As I here separate from the six persons with whom I had been associated since my capture, and with whom so much discomfort and inconvenience and so many privations had been borne, I here give their names. They were John Hesser and John North, of Company A, Seventy-Third Illinois Infantry Volunteers, and James Kilpatrick, of Company B; Enoch P. Brown, John Thornton, and William Ellis, of Company C. They were all of the same regiment with myself, and the three last named were of the same company. The two first named and myself were all of our squad that lived through the term of imprisonment. My term, however, did not last as long as that of the others, as the following pages will show. If my information is correct James Kilpatrick died as a prisoner under parole early in 1865, at Wilmington, North Carolina. E. P. Brown and John Thornton died at Andersonville, Georgia, in September, 1864. Brown died on the first anniversary of his capture, September 20th, and Thornton died a few days before. William Ellis died at Charleston, South Carolina, near the close of the year 1864. Hesser and North were among the last of the Andersonville prisoners that were exchanged and sent North.

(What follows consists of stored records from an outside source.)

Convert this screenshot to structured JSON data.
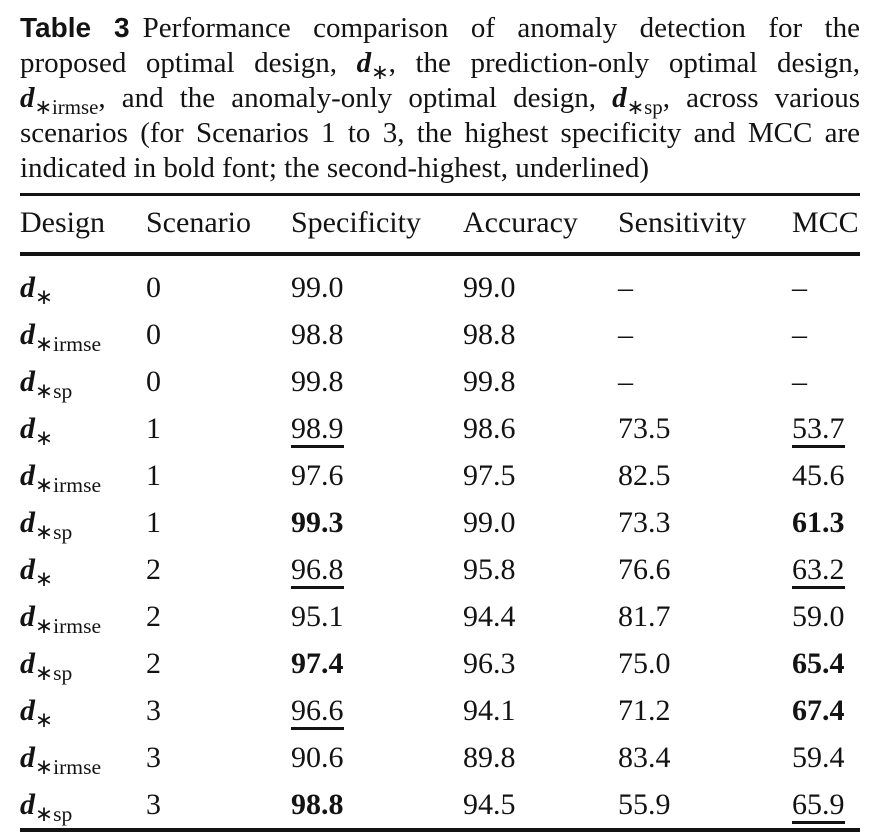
{
  "caption": {
    "label": "Table 3",
    "parts": [
      {
        "type": "text",
        "text": "Performance comparison of anomaly detection for the proposed optimal design, "
      },
      {
        "type": "design",
        "base": "d",
        "sub": "∗"
      },
      {
        "type": "text",
        "text": ", the prediction-only optimal design, "
      },
      {
        "type": "design",
        "base": "d",
        "sub": "∗irmse"
      },
      {
        "type": "text",
        "text": ", and the anomaly-only optimal design, "
      },
      {
        "type": "design",
        "base": "d",
        "sub": "∗sp"
      },
      {
        "type": "text",
        "text": ", across various scenarios (for Scenarios 1 to 3, the highest specificity and MCC are indicated in bold font; the second-highest, underlined)"
      }
    ]
  },
  "table": {
    "columns": [
      "Design",
      "Scenario",
      "Specificity",
      "Accuracy",
      "Sensitivity",
      "MCC"
    ],
    "rows": [
      {
        "design": {
          "base": "d",
          "sub": "∗"
        },
        "cells": [
          {
            "text": "0"
          },
          {
            "text": "99.0"
          },
          {
            "text": "99.0"
          },
          {
            "text": "–"
          },
          {
            "text": "–"
          }
        ]
      },
      {
        "design": {
          "base": "d",
          "sub": "∗irmse"
        },
        "cells": [
          {
            "text": "0"
          },
          {
            "text": "98.8"
          },
          {
            "text": "98.8"
          },
          {
            "text": "–"
          },
          {
            "text": "–"
          }
        ]
      },
      {
        "design": {
          "base": "d",
          "sub": "∗sp"
        },
        "cells": [
          {
            "text": "0"
          },
          {
            "text": "99.8"
          },
          {
            "text": "99.8"
          },
          {
            "text": "–"
          },
          {
            "text": "–"
          }
        ]
      },
      {
        "design": {
          "base": "d",
          "sub": "∗"
        },
        "cells": [
          {
            "text": "1"
          },
          {
            "text": "98.9",
            "style": "underline"
          },
          {
            "text": "98.6"
          },
          {
            "text": "73.5"
          },
          {
            "text": "53.7",
            "style": "underline"
          }
        ]
      },
      {
        "design": {
          "base": "d",
          "sub": "∗irmse"
        },
        "cells": [
          {
            "text": "1"
          },
          {
            "text": "97.6"
          },
          {
            "text": "97.5"
          },
          {
            "text": "82.5"
          },
          {
            "text": "45.6"
          }
        ]
      },
      {
        "design": {
          "base": "d",
          "sub": "∗sp"
        },
        "cells": [
          {
            "text": "1"
          },
          {
            "text": "99.3",
            "style": "bold"
          },
          {
            "text": "99.0"
          },
          {
            "text": "73.3"
          },
          {
            "text": "61.3",
            "style": "bold"
          }
        ]
      },
      {
        "design": {
          "base": "d",
          "sub": "∗"
        },
        "cells": [
          {
            "text": "2"
          },
          {
            "text": "96.8",
            "style": "underline"
          },
          {
            "text": "95.8"
          },
          {
            "text": "76.6"
          },
          {
            "text": "63.2",
            "style": "underline"
          }
        ]
      },
      {
        "design": {
          "base": "d",
          "sub": "∗irmse"
        },
        "cells": [
          {
            "text": "2"
          },
          {
            "text": "95.1"
          },
          {
            "text": "94.4"
          },
          {
            "text": "81.7"
          },
          {
            "text": "59.0"
          }
        ]
      },
      {
        "design": {
          "base": "d",
          "sub": "∗sp"
        },
        "cells": [
          {
            "text": "2"
          },
          {
            "text": "97.4",
            "style": "bold"
          },
          {
            "text": "96.3"
          },
          {
            "text": "75.0"
          },
          {
            "text": "65.4",
            "style": "bold"
          }
        ]
      },
      {
        "design": {
          "base": "d",
          "sub": "∗"
        },
        "cells": [
          {
            "text": "3"
          },
          {
            "text": "96.6",
            "style": "underline"
          },
          {
            "text": "94.1"
          },
          {
            "text": "71.2"
          },
          {
            "text": "67.4",
            "style": "bold"
          }
        ]
      },
      {
        "design": {
          "base": "d",
          "sub": "∗irmse"
        },
        "cells": [
          {
            "text": "3"
          },
          {
            "text": "90.6"
          },
          {
            "text": "89.8"
          },
          {
            "text": "83.4"
          },
          {
            "text": "59.4"
          }
        ]
      },
      {
        "design": {
          "base": "d",
          "sub": "∗sp"
        },
        "cells": [
          {
            "text": "3"
          },
          {
            "text": "98.8",
            "style": "bold"
          },
          {
            "text": "94.5"
          },
          {
            "text": "55.9"
          },
          {
            "text": "65.9",
            "style": "underline"
          }
        ]
      }
    ]
  },
  "colors": {
    "text": "#131313",
    "rule": "#131313",
    "background": "#ffffff"
  }
}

On arriving at the small-pox hospital I was placed on a bunk in Ward No. 1. I kept in-doors for the space of five or six days, at the end of which time I was classed among the convalescents. On or about December 22d, three convalescents, of whom I was one, accompanied by only one guard, went into the woods on the right bank of Dan River, in quest of persimmons. We went some distance into the country, probably four miles, and secured a quantity of persimmons, which we distributed to the patients in Ward No. 1 on our return to it in the evening. While out on this ramble through the woods, guarded by only one person, I was favorably impressed with the notion of attempting an escape from the Confederates at some future time, when strength would permit. The idea was suggested to my mind by the carelessness of the guard, who more than once set his gun against trees and wandered some distance from it.
About Christmas a row of eight wall tents was put up on the hospital grounds, to be used as quarters for convalescents. I was one of eight persons assigned to tent No. 1, and, as I was a non-commissioned officer, the hospital steward placed me in charge of the sixty-four men occupying the eight tents. It is needless to recite here what the duties were that belonged to my position, but I discharged them as faithfully as I could, so as to keep out of the prison-house in Danville as long as possible.